Once opened or following dilution: Chemical and physical in-use stability has been demonstrated for 24 hours at 25°C.
From a microbiological point of view, the product should be used immediately. If not used immediately, in-use storage times and conditions prior to use are the responsibility of the user and would normally not be longer than 24 hours at 2°C to 8°C unless preparation has taken place in controlled and validated aseptic conditions.
Keep the ampoules/vials in the outer carton in order to protect from light. Do not refrigerate or freeze.
Dobutamine 5 mg/ml (250 mg in 50 ml) ampoules made of colourless, neutral glass, type I Ph.Eur.
1, 5 and 10 ampoules with 50 ml solution for infusion.
Dobutamine 5 mg/ml (250 mg in 50 ml) vials made of colourless, neutral glass, type I Ph. Eur, with rubber stopper, Ph.Eur.
1, 5, 10 and 20 vials with 50 ml solution for infusion.

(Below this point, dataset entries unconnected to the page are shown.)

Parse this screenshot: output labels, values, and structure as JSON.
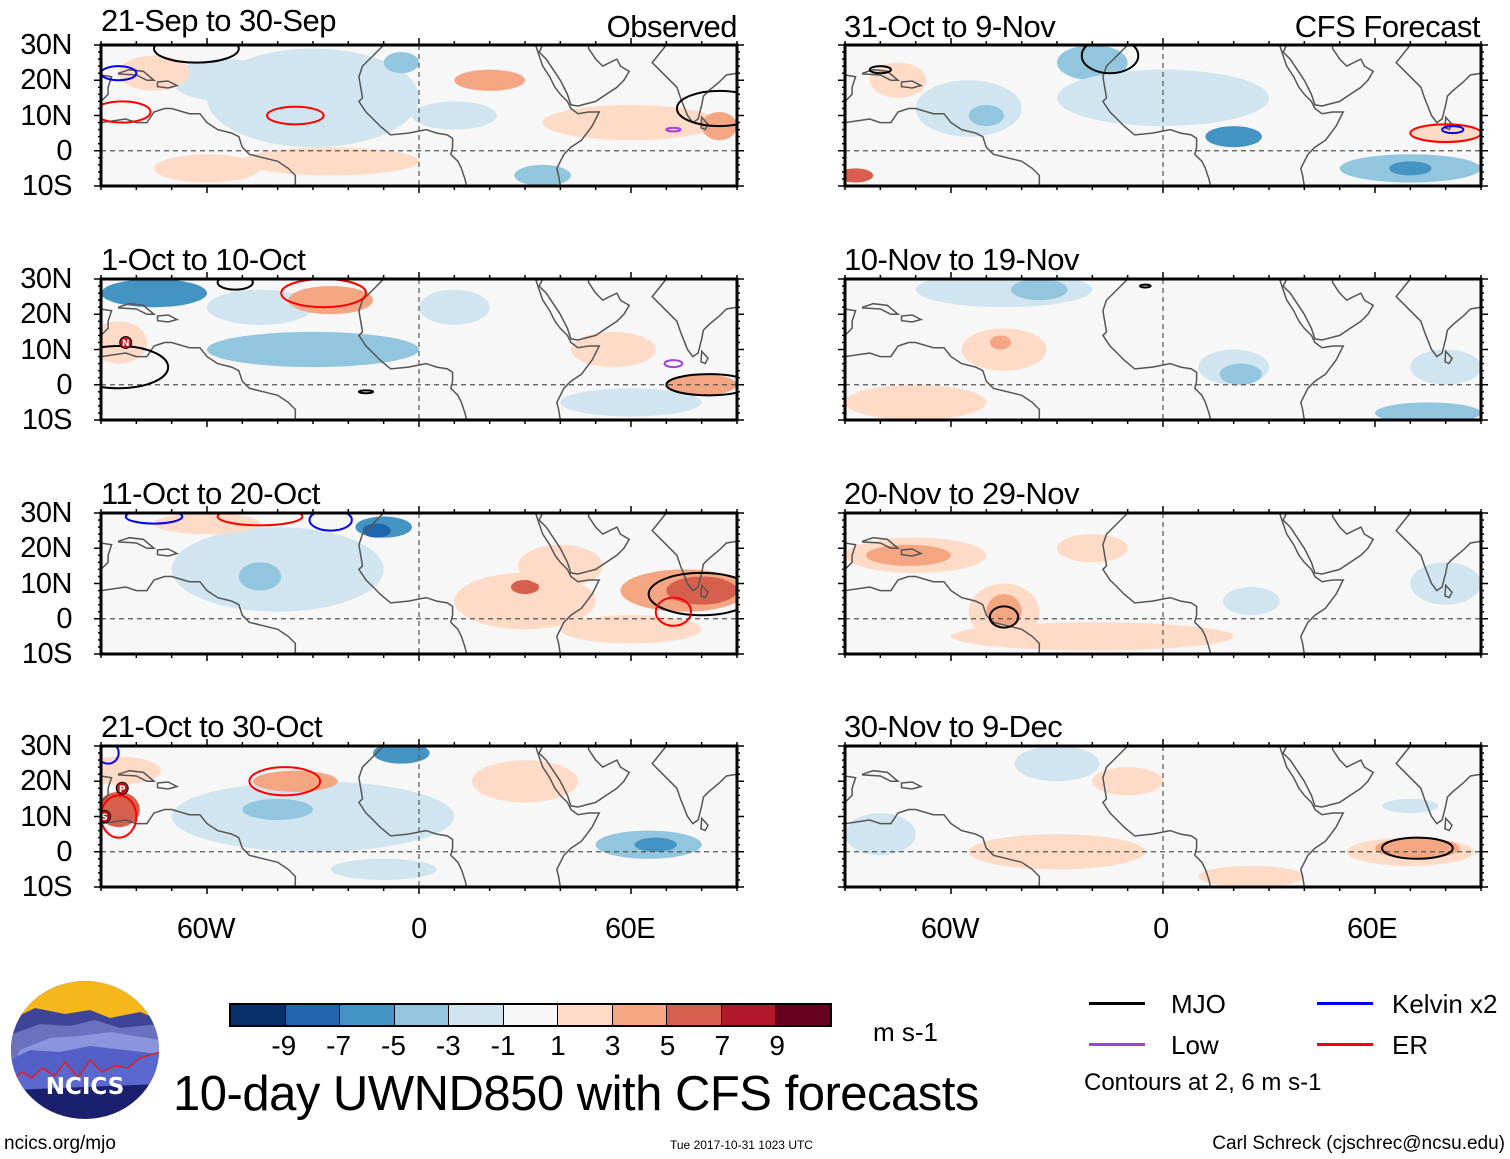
{
  "header": {
    "left_column_label": "Observed",
    "right_column_label": "CFS Forecast"
  },
  "panels": [
    {
      "id": "obs-1",
      "column": "observed",
      "title": "21-Sep to 30-Sep"
    },
    {
      "id": "obs-2",
      "column": "observed",
      "title": "1-Oct to 10-Oct"
    },
    {
      "id": "obs-3",
      "column": "observed",
      "title": "11-Oct to 20-Oct"
    },
    {
      "id": "obs-4",
      "column": "observed",
      "title": "21-Oct to 30-Oct"
    },
    {
      "id": "fcst-1",
      "column": "forecast",
      "title": "31-Oct to 9-Nov"
    },
    {
      "id": "fcst-2",
      "column": "forecast",
      "title": "10-Nov to 19-Nov"
    },
    {
      "id": "fcst-3",
      "column": "forecast",
      "title": "20-Nov to 29-Nov"
    },
    {
      "id": "fcst-4",
      "column": "forecast",
      "title": "30-Nov to 9-Dec"
    }
  ],
  "axes": {
    "lat_labels": [
      "30N",
      "20N",
      "10N",
      "0",
      "10S"
    ],
    "lon_labels": [
      "60W",
      "0",
      "60E"
    ],
    "lat_range": [
      -10,
      30
    ],
    "lon_range": [
      -90,
      90
    ]
  },
  "colorbar": {
    "unit": "m s-1",
    "tick_labels": [
      "-9",
      "-7",
      "-5",
      "-3",
      "-1",
      "1",
      "3",
      "5",
      "7",
      "9"
    ],
    "colors": [
      "#08306b",
      "#2166ac",
      "#4393c3",
      "#92c5de",
      "#d1e5f0",
      "#f7f7f7",
      "#fddbc7",
      "#f4a582",
      "#d6604d",
      "#b2182b",
      "#67001f"
    ]
  },
  "legend": {
    "items": [
      {
        "label": "MJO",
        "color": "#000000"
      },
      {
        "label": "Kelvin x2",
        "color": "#0000ff"
      },
      {
        "label": "Low",
        "color": "#a040e0"
      },
      {
        "label": "ER",
        "color": "#ff0000"
      }
    ],
    "note": "Contours at 2, 6 m s-1"
  },
  "title": "10-day UWND850 with CFS forecasts",
  "footer": {
    "url": "ncics.org/mjo",
    "timestamp": "Tue 2017-10-31 1023 UTC",
    "credit": "Carl Schreck (cjschrec@ncsu.edu)"
  },
  "logo": {
    "text": "NCICS"
  },
  "storm_markers": [
    {
      "panel": "obs-2",
      "letter": "N"
    },
    {
      "panel": "obs-4",
      "letter": "P"
    },
    {
      "panel": "obs-4",
      "letter": "S"
    }
  ]
}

Not all pack sizes may be marketed.
In case of dilution the solution for infusion should be diluted immediately before use.
For dilution, a compatible infusion solution should be used. Chemical and physical compatibility have been demonstrated with 5% glucose solution, 0.9% sodium chloride solution and 0.45% sodium chloride in 5% glucose solution.
Any unused solution should be discarded.
Note: Solutions containing Dobutamine may have a pink colouration, which may become darker over time. This is due to a slight oxidation of the active substance. If storage instructions are observed (see also section 6.4 for Special storage instructions), there will not be a considerable loss in activity.
Immediately after opening the ampoule, there may be a sulfuric odour lasting for a short period. The quality of the medicinal product however is not impaired.